To make sure I got my point across, I spent the rest of the ride back to Woburn twisting the psychic knife in my buddy’s gut.
“Buncha fucking losers playing cops and robbers in the woods lobbing tennis balls at each other and swinging pool noodles. What kind of idiot would dig that nonsense?”
(The fact that I was a scrawny geek who’d buried himself in layers of punk regalia to reinvent himself did not come up.)
We hung out a couple more times after that, but the writing was on the wall. Any attempts on my part to keep the friendship going stopped after I began dating Maura a couple of weeks later, and Damian stopped trying as well.
He stayed in touch with Lil Bro through the high school’s AV studio, and it was from my younger sibling that I learned Damian wasted no time going all in on LARPing after we parted ways. He didn’t even bother hiding it during our handful of later encounters — once at a mall where he managed a Funcoland and another time when I was picking up my pre-order copy of Final Fantasy IX.
“You should see the shit we do with papier-mâché, man. I made this goblin king get-up that scared the crap out of everyone.”
I nodded and said “that’s cool” before making an excuse to cut out of there.
I still think LARPing is goofy and wince about Damian’s particular strain of fandom, but I’m glad he found something he enjoyed so damn much.
When I was in grade school, friends were determined by geographic proximity. In middle school and high school, it was a matter of broadly shared (geeky) interests.
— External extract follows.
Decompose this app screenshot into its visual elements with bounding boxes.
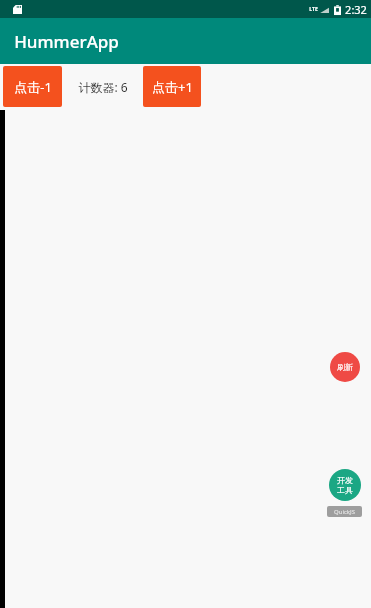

Damian and I became friends because we were the two only kids in the school who dug Robotech and the Sega Master System. It was enough to forge a bond even though we differed on the specifics of our fandom (and so many other things). He was a good pal who saw me through some rough times, but we were both kids and on very different trajectories. If it wasn’t LARPing, it would’ve been some other irreconcilable difference that made us part ways.
Some friendships aren’t meant to last, even if they were important while they lasted.